Measurement of Residual Stresses in Thin-Sheet Welded Constructions of Low-Alloyed Steel

摘要

The concentrated heat source causes strong local heating of the metal during arc welding. The molten metal is cooled comparatively quickly. Its volume is reduced during solidification, shrinkage occurs and the density of the weld seam metal increases. During welding, the molten and solid metals are inseparable. During solidification in the weld seam metal and the heat-affected zone, changes of the microstructure take place that influence the nature of the distribution, the sign and value of residual stresses. Longitudinal and transverse internal stresses occur. When the stress value reaches the yield limit, plastic deformation occurs in the metal, and the shape and dimensions of the workpiece changes. Adverse tensile residual stresses reduce the vibration strength of welded constructions. The weld seam stresses differ in the gradient and complex nature of the distribution in different directions.
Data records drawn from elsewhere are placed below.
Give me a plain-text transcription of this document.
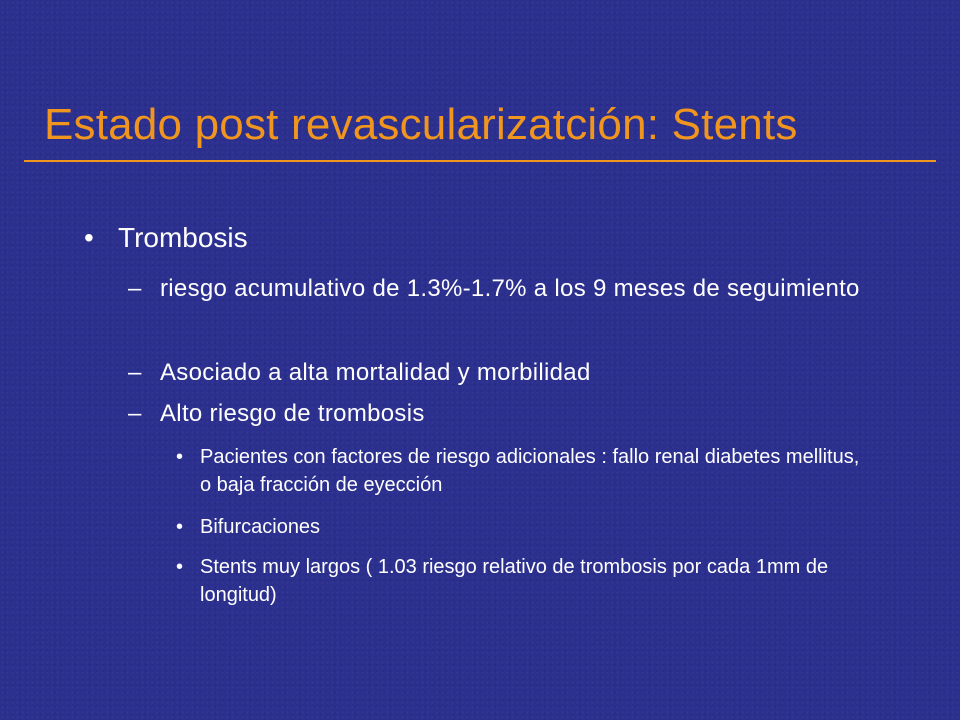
Estado post revascularizatción: Stents
• Trombosis
– riesgo acumulativo de 1.3%-1.7% a los 9 meses de seguimiento
– Asociado a alta mortalidad y morbilidad
– Alto riesgo de trombosis
• Pacientes con factores de riesgo adicionales : fallo renal diabetes mellitus, o baja fracción de eyección
• Bifurcaciones
• Stents muy largos ( 1.03 riesgo relativo de trombosis por cada 1mm de longitud)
The influence of residual stresses on the fatigue resistance will be different for various areas of a welded joint. Simulation and calculation methods do not accurately determine the value of residual stresses. The article presents the technique of residual stress measurement by an X-ray diffraction method. Residual stresses were directly determined on the surface of the weld seams. Single butt welds and single bevel butt welds of low-alloyed sheet steel with 0.9% C-2% Mn-0.8% Si have been investigated. The stress tensor at different sites of welded joints was calculated. The results demonstrate the influence of nonequilibrium crystallization on the nature of residual stresses formation. The interrelation between residual stresses and structural transformations occurring in the weld metal was shown.